Optimization is important and, when applied in a consistent and disciplined way across business operations and processes, can materially improve the competitiveness of an enterprise. But the recent excitement about breakthroughs in artificial intelligence (AI) represented by ChatGPT and its successors, large language models, raises the question of whether there may be more disruptive innovation opportunities in the upstream arising from AI. These models are based on the statistical determination of correlations between (usually) words in text documents, trained by the access to enormous amounts of textual data available through the Internet.

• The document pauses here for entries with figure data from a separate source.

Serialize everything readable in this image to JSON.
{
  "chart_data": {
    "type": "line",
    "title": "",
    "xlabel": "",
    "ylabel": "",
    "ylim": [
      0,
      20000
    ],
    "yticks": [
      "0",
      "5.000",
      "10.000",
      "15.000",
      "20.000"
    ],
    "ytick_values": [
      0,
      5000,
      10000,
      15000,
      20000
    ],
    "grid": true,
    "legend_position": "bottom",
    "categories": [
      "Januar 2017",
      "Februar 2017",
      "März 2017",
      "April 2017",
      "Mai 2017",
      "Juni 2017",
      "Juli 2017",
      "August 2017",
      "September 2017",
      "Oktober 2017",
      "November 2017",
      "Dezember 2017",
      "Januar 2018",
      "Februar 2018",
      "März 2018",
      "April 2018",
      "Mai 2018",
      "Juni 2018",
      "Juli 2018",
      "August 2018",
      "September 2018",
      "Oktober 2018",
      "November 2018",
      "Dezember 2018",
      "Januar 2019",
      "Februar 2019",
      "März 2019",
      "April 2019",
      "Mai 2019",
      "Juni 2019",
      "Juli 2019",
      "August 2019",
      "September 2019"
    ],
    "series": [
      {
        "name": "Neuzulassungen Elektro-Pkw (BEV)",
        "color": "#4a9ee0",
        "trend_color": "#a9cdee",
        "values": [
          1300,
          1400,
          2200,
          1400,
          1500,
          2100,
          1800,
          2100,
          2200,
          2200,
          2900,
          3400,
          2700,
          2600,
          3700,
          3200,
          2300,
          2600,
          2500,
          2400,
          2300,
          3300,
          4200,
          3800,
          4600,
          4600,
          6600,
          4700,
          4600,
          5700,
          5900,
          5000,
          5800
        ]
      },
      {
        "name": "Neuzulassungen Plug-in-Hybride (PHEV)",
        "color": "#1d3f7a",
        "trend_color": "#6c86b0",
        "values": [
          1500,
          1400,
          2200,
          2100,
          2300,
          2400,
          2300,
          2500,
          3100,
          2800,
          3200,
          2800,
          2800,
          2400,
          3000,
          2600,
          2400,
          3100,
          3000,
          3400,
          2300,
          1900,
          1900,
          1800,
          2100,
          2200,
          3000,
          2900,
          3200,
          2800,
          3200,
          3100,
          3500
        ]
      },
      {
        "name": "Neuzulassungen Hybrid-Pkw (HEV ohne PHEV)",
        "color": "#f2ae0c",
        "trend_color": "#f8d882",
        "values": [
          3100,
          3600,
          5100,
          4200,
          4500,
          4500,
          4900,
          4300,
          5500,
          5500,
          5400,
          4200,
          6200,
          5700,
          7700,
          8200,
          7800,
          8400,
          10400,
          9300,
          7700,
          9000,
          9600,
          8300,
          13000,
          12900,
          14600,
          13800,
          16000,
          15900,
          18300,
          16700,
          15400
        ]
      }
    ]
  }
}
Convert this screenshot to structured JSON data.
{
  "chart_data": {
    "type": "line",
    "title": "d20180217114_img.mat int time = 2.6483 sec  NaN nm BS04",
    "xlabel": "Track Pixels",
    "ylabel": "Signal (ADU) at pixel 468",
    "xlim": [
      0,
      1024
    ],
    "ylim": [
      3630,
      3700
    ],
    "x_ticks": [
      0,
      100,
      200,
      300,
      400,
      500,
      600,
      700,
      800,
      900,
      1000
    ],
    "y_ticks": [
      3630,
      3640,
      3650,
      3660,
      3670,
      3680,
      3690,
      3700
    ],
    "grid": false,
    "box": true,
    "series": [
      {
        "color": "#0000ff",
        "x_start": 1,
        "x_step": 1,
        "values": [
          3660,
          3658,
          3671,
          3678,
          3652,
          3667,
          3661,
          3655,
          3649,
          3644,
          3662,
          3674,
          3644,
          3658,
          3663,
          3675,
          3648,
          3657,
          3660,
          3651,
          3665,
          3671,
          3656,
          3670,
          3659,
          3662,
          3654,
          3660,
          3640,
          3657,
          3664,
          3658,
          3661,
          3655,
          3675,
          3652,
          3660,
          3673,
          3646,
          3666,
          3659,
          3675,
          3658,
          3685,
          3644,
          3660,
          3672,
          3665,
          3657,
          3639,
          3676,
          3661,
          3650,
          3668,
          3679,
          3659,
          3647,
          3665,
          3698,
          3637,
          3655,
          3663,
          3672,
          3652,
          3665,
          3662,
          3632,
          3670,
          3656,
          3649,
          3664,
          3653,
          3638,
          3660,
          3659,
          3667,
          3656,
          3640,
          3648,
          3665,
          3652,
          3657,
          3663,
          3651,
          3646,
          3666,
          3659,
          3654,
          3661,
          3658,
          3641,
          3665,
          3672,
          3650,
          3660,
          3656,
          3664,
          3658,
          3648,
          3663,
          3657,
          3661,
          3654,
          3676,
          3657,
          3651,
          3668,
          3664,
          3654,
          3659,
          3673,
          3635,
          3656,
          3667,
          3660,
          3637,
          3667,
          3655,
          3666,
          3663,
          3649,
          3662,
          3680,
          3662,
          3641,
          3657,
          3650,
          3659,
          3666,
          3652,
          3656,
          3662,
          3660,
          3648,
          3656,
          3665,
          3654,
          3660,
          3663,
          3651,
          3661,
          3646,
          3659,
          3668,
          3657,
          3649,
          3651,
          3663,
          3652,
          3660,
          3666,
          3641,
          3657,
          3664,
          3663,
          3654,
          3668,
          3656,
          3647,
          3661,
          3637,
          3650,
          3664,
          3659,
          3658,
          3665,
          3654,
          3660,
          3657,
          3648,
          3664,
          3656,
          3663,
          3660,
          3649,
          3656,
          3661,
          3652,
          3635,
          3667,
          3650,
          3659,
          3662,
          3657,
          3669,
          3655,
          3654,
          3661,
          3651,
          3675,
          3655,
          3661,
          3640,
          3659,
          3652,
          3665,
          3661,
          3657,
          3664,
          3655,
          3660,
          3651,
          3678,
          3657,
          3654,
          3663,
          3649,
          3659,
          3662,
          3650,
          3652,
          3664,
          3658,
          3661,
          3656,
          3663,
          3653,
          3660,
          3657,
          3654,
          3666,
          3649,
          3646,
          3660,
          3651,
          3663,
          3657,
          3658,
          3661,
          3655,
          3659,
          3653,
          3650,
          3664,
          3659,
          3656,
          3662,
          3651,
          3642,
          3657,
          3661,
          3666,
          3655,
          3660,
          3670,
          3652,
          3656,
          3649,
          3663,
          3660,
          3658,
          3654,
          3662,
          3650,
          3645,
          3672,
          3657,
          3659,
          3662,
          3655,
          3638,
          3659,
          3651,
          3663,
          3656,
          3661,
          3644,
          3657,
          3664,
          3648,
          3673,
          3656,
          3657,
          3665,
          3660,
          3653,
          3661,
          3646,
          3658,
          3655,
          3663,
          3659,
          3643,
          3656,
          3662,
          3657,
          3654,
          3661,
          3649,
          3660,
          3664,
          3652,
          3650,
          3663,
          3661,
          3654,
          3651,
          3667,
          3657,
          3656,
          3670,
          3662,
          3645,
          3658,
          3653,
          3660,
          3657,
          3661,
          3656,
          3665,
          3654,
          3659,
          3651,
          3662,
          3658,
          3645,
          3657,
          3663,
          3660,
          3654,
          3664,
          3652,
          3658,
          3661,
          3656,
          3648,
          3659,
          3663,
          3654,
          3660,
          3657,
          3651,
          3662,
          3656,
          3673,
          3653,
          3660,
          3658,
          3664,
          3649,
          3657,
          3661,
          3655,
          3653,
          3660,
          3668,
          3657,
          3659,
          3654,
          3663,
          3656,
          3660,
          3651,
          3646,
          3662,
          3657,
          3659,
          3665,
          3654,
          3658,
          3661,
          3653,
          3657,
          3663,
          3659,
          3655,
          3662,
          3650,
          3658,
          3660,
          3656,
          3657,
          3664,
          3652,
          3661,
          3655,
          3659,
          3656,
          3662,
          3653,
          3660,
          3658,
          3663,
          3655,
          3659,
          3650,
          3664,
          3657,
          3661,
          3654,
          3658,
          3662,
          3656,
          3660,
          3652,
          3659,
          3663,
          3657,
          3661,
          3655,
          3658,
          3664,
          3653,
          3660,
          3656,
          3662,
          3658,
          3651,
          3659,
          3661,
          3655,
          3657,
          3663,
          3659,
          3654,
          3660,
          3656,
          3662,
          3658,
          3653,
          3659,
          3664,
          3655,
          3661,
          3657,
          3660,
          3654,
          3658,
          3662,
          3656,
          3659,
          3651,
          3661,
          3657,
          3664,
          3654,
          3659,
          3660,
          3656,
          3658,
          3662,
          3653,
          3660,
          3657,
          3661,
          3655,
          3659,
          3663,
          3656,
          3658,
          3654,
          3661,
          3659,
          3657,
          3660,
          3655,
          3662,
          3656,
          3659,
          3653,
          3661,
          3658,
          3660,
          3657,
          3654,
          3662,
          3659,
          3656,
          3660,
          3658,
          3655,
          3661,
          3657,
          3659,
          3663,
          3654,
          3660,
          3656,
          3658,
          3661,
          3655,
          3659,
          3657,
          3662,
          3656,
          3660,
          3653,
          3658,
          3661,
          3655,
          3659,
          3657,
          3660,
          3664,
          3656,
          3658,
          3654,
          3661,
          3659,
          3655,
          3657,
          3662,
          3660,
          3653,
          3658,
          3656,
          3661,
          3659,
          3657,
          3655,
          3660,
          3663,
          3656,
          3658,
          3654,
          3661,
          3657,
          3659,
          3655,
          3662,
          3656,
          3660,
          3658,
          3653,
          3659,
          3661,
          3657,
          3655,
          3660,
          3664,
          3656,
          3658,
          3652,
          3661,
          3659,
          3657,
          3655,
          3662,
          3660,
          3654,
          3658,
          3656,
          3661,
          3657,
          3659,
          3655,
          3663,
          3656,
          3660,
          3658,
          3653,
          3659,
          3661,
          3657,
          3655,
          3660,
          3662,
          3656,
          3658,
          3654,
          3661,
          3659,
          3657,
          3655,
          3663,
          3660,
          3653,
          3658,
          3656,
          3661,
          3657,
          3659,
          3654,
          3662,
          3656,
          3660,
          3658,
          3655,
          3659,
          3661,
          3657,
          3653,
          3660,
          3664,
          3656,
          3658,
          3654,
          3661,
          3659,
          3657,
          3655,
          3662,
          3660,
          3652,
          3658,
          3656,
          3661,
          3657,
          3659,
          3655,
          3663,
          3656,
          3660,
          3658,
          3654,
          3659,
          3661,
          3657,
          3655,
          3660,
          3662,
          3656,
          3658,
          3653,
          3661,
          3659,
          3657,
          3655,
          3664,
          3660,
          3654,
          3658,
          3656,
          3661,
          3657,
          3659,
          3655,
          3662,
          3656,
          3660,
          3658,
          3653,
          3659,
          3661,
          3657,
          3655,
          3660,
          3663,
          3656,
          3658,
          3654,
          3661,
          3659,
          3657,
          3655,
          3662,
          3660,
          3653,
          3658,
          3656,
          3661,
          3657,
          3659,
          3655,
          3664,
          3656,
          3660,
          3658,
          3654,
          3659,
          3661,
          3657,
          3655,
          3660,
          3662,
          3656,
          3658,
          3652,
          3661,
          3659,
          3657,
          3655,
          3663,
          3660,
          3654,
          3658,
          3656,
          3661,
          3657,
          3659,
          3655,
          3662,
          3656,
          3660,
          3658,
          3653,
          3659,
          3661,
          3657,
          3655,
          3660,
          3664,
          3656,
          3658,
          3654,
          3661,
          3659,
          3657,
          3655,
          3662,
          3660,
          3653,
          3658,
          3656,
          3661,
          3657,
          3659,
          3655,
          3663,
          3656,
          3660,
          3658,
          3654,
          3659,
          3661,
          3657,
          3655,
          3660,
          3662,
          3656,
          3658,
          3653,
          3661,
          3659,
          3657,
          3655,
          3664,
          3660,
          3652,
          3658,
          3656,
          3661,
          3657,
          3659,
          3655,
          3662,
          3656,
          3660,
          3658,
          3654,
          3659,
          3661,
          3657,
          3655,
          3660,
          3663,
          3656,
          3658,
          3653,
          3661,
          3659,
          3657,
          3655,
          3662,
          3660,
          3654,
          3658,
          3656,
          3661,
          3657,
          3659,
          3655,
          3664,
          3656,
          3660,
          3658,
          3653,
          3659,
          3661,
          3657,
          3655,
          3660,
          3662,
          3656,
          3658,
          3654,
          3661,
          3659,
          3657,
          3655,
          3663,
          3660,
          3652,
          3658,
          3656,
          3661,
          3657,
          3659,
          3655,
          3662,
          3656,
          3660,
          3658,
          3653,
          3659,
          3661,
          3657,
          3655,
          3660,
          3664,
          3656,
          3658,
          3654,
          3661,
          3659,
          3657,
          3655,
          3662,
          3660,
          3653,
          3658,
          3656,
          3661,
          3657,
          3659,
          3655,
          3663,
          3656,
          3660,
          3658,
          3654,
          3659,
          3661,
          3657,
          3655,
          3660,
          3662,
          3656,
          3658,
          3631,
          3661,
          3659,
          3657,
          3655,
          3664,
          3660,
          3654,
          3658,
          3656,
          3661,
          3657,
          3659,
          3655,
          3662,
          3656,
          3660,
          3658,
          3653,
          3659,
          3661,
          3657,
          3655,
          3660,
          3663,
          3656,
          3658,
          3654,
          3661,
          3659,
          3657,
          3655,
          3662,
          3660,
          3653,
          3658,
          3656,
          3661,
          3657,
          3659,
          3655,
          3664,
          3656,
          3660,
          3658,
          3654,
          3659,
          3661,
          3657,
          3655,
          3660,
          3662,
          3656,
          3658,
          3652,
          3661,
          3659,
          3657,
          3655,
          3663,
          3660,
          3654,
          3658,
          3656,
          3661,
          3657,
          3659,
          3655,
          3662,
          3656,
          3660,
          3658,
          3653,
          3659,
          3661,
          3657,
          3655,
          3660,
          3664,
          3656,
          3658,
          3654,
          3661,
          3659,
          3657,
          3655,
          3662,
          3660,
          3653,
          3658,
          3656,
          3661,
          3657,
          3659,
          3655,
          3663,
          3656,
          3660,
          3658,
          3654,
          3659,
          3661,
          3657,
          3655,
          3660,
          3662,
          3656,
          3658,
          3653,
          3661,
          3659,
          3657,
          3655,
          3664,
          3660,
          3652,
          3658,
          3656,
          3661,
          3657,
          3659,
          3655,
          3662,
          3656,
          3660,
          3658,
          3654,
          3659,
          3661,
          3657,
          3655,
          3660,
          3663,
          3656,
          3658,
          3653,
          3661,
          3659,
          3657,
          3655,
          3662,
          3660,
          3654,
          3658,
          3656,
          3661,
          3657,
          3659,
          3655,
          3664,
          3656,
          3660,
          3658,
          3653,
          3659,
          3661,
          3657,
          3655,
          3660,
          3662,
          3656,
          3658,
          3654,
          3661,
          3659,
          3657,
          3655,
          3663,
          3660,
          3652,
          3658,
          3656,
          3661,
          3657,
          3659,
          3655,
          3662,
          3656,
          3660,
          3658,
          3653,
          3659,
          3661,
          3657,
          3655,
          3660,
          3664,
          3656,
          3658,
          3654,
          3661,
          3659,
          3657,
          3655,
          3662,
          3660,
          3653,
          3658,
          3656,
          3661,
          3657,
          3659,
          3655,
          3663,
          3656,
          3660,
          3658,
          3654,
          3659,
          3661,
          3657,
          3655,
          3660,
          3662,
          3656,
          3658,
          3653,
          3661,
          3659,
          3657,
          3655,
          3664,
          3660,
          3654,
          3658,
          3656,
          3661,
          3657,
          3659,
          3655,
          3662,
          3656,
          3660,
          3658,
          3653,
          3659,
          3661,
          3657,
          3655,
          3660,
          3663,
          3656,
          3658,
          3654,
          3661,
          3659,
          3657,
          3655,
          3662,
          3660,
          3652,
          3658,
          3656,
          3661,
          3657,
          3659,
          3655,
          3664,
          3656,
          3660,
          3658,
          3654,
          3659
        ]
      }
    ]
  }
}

A natural extension of this idea would be a ChatGPT-like program trained on text and nontextual data (seismic, well logs, geological observations) to answer queries about the likelihood of exploration-relevant geological features (petroleum accumulations, source rock) being situated in particular spatial locations.

Efforts have been made to create such systems or simpler versions.Of course, an actual decision to drill an exploration well is also influenced by a variety of geopolitical, economic, regulatory, and bureaucratic factors that may not be fully captured in a corpus of geological information and may be difficult to capture at all. But skeptics of the power of LLMs have already been proven wrong in a number of cases, so we need to keep an open mind about the power of this technology.

Another interesting example is the seismic-to-simulation workflow, which moves from subsurface data through reservoir modeling and simulation with the ultimate business goal of designing and evaluating development plans for a hydrocarbon resource. This workflow, as currently practiced, is a highly complex interaction of numerous different types of software applications combined with expert input from multiple disciplines of geoscience and engineering. It is expensive, time-consuming, and a considerable source of delay between first hydrocarbon discovery and ultimate economic exploitation of a resource. This is thus a workflow ripe for disruption by new technologies emerging from AI, and there may already be companies working out of garages in Houston, Aberdeen, or Bengaluru that will succeed in doing so.

Innovation in these latter two areas has, perhaps, slowed with the general slowing of investment in exploration and development in the upstream industry. This is a paradoxical time in our industry, largely due to the push and pull of economic and political factors that create uncertainty about the pace of an energy transition driven largely by climate concerns.

Most of the comments in this review can apply equally well to new energy technologies in renewables, geothermal energy, or carbon capture and storage, especially insofar as these technologies also consume subsurface data, with all its power and eccentricity. So, whatever our future energy story may be, digital transformation will almost certainly be an important component of the narrative.

For Further Reading

Seismic Fault Detection With Convolutional Neural Network by W. Xiong, Aramco Asia; Y. Ma, Saudi Aramco; and Y. Wang, Aramco Asia, et al. SEG GEOPHYSICS.

SPE 187447 Challenges and Lessons From Implementing a Real-Time Drilling Advisory System by B.J. Spivey, G.S. Payette, and L. Wang, ExxonMobil Upstream Research Co., et al.

Thomas C. Halsey worked for ExxonMobil in a variety of research, management, and staff positions in Texas and New Jersey for more than 26 years, retiring as chief computational scientist in 2021. He is currently professor in the practice in the Department of Chemical and Biomolecular Engineering at Rice University.